Unlocking Middle Manager Success: Five Steps to Enhance Organisational Performance

“Creating the right atmosphere for middle managers to be the “force multipliers” they are meant to be is not a trivial endeavour.” 

According to a study by Gallup, companies that effectively develop their middle managers achieve 96% higher levels of employee engagement compared to those that don’t. Higher employee engagement leads to increased productivity, lower turnover rates, and better overall organisational performance.  

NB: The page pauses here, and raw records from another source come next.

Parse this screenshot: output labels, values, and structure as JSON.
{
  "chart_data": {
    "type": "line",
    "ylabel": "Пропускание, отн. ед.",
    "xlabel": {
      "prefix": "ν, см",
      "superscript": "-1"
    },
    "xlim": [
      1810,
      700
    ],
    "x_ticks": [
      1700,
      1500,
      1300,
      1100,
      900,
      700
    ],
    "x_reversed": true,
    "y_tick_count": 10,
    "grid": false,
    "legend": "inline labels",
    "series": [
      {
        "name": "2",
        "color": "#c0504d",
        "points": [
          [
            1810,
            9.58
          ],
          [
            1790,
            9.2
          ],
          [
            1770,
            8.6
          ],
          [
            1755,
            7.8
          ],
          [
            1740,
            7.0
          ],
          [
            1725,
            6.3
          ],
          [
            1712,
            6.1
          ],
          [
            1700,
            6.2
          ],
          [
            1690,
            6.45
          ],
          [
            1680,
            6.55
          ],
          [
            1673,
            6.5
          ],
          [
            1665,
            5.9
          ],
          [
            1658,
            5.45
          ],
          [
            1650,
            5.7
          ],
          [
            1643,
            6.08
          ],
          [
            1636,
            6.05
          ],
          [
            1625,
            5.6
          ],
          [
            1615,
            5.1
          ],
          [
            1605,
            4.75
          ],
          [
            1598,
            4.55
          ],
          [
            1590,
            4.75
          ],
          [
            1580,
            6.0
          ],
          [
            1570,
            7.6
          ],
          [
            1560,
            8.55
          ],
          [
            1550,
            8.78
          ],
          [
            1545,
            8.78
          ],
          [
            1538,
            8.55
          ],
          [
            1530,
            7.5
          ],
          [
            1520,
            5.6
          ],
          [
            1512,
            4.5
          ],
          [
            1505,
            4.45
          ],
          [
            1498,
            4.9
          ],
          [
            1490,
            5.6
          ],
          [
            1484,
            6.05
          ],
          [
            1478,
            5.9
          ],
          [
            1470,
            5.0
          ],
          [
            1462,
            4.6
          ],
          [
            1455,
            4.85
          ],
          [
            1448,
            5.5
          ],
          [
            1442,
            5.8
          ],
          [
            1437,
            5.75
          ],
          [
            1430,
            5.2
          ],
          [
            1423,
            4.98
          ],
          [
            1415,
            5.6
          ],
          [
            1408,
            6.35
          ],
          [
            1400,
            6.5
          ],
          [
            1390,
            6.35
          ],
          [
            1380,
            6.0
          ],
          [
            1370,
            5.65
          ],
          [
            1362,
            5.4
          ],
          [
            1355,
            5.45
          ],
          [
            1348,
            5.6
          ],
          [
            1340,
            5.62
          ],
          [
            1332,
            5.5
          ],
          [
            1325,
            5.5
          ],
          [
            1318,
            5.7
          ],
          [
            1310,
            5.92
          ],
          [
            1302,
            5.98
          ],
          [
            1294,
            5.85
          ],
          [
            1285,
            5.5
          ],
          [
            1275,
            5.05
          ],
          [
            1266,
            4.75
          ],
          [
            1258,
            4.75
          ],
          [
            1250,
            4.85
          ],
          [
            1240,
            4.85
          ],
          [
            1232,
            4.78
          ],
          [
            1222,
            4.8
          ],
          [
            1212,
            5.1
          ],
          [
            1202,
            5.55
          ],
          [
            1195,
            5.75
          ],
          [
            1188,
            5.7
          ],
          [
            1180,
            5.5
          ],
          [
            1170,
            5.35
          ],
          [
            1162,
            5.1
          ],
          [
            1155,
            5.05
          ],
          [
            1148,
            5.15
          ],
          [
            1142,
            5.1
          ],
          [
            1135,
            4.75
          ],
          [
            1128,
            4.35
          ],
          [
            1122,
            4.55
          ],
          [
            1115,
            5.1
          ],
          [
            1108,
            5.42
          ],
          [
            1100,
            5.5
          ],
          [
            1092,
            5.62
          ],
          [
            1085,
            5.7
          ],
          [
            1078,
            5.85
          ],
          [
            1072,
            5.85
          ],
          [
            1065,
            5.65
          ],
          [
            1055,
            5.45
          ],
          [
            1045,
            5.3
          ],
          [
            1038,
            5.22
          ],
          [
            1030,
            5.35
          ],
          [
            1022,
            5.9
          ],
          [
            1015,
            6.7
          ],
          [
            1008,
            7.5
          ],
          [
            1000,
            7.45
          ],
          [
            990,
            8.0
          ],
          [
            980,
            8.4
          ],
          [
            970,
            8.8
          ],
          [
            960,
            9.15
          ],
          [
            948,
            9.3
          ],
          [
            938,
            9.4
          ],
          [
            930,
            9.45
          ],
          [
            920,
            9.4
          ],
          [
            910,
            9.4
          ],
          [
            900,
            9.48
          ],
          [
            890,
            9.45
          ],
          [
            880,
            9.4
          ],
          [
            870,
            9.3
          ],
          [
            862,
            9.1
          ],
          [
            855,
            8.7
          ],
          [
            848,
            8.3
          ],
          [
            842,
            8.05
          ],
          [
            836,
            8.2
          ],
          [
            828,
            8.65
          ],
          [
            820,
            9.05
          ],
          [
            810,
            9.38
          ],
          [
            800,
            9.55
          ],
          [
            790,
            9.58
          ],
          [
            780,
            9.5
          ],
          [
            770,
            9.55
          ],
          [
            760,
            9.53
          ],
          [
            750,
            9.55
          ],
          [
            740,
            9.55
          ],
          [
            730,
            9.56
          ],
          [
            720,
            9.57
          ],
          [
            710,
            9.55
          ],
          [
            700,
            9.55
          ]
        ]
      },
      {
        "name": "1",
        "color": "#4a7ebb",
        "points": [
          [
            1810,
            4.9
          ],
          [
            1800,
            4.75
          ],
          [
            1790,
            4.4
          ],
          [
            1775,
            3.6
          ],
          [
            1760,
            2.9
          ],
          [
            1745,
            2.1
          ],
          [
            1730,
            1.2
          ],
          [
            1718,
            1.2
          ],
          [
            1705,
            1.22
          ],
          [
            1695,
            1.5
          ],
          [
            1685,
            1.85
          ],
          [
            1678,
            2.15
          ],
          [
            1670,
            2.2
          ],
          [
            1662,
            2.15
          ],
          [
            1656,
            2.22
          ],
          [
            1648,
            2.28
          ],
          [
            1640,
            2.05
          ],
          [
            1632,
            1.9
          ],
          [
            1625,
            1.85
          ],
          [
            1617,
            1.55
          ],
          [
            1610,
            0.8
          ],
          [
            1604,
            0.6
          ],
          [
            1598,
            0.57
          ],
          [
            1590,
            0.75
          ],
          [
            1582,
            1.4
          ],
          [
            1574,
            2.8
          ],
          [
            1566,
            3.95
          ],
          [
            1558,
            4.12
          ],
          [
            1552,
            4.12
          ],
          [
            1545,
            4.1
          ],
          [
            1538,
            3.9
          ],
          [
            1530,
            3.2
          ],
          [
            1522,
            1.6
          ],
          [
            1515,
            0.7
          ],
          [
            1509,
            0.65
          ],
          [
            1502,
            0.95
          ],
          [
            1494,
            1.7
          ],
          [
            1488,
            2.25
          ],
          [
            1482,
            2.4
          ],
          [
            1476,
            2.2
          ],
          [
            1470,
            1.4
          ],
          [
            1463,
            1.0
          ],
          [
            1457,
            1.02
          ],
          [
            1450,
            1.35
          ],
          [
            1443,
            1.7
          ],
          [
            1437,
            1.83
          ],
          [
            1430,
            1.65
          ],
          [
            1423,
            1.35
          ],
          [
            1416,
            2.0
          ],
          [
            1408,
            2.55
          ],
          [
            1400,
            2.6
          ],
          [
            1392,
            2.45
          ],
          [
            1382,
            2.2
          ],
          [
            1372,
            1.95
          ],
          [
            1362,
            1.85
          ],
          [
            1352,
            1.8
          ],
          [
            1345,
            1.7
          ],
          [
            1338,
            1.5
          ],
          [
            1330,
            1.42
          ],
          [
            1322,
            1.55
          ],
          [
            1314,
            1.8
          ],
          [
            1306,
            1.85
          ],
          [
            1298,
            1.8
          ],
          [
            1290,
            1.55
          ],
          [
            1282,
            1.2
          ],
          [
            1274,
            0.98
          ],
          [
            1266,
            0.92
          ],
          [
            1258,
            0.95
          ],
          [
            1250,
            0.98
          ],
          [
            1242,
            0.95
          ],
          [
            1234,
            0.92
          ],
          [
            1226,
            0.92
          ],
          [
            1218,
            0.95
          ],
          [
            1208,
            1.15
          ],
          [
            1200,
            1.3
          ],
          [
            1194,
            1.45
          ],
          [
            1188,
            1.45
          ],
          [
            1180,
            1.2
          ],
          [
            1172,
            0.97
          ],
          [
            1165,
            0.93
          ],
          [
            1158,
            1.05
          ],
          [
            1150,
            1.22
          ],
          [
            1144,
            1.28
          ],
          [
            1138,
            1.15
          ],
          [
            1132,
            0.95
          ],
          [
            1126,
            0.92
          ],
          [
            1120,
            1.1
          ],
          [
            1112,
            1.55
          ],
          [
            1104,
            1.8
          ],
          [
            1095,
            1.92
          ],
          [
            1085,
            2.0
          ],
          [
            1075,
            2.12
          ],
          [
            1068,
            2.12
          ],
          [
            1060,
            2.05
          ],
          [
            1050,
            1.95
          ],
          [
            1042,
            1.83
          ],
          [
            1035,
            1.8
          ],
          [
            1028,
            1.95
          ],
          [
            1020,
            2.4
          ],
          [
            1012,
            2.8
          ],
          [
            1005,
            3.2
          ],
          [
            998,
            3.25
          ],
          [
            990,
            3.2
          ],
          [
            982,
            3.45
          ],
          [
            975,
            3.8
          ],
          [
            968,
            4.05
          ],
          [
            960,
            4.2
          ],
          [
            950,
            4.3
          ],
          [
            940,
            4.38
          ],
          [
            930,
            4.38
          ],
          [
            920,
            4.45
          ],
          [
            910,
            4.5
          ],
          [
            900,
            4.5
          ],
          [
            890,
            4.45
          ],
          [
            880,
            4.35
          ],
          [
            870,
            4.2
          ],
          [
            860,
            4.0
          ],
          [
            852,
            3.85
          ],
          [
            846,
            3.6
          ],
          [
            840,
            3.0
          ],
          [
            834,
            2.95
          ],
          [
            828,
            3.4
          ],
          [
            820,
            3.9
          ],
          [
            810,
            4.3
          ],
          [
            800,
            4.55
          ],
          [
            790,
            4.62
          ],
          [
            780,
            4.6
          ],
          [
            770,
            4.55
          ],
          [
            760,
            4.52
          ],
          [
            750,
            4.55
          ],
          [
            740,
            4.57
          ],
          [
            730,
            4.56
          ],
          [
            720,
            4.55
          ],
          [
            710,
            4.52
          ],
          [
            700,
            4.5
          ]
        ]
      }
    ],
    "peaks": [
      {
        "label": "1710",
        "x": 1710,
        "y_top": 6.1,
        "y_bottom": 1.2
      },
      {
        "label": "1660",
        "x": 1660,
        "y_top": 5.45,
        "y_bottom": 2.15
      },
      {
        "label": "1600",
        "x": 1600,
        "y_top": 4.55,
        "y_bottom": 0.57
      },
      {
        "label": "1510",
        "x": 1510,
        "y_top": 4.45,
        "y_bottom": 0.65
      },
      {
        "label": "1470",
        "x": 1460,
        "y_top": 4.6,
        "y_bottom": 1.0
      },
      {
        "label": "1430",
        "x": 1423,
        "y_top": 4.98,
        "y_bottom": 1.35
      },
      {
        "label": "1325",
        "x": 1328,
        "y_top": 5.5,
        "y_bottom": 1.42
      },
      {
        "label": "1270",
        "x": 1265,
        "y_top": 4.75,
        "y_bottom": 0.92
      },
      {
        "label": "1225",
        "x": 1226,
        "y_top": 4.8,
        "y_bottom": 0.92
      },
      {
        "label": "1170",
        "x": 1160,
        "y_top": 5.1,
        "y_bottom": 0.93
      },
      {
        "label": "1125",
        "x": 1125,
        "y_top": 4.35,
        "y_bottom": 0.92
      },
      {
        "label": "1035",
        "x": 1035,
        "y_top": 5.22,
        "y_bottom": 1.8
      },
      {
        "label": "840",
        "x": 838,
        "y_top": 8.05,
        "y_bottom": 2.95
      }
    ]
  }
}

In the corporate world, leaders at the top and employees on the frontlines often receive significant attention and recognition. However, there is a crucial layer of management that often goes unnoticed and underappreciated – the middle managers. These individuals play a vital role in bridging the gap between senior leadership and employees, and their significance should not be underestimated. McKinsey & Company presents a set of five steps aimed at enhancing the effectiveness of middle managers within organisations: 

  1. Streamline organisational structure: Organisations should evaluate their setup to ensure that managers are responsible for an optimal number of employees. Having too many subordinates can overwhelm managers, while too few may burden capable individuals with unwanted managerial duties. By optimising the number of employees under each manager, organisations can improve efficiency without reducing staff numbers.
  2. Redefine managerial roles: Middle managers often find themselves caught up in bureaucratic tasks, even though they are not the cause of bureaucracy. To address this issue, organisations should review and categorise managerial responsibilities, identifying areas where automation or the elimination of unnecessary work can free up managers’ time for more valuable activities. Technologies such as generative AI can be utilised to streamline tasks.
  3. Focus on capability development: Organisations should define the desired behaviours that link to improved financial performance and align them with their business strategy and values. By prioritising specific behaviours and offering opportunities for skill development, organisations can bridge any gaps in manager proficiency. Tailored learning paths can be designed for different managerial levels.
  4. Address manager experience: Middle managers often experience burnout and a lack of purpose in their roles. To combat this, organisations should enhance the sense of purpose associated with the managerial position. They can promote the inclusion of underrepresented groups, provide development opportunities that keep managers engaged, and prioritise the protection of positive workplace experiences.
  5. Establish accountability measures: Organisations should implement mechanisms that reinforce desired behaviours and provide ongoing progress updates for middle managers. Performance management systems, goal setting, feedback frameworks, and performance reviews can be utilised for this purpose. Transparent communication of survey results and fostering a sense of competition among managers can further drive improvement.

Investing in the development of middle managers is crucial for both the overall health of an organisation and its financial performance. Companies that prioritise middle management development demonstrate their commitment to creating a well-rounded and successful organisation that thrives at every level.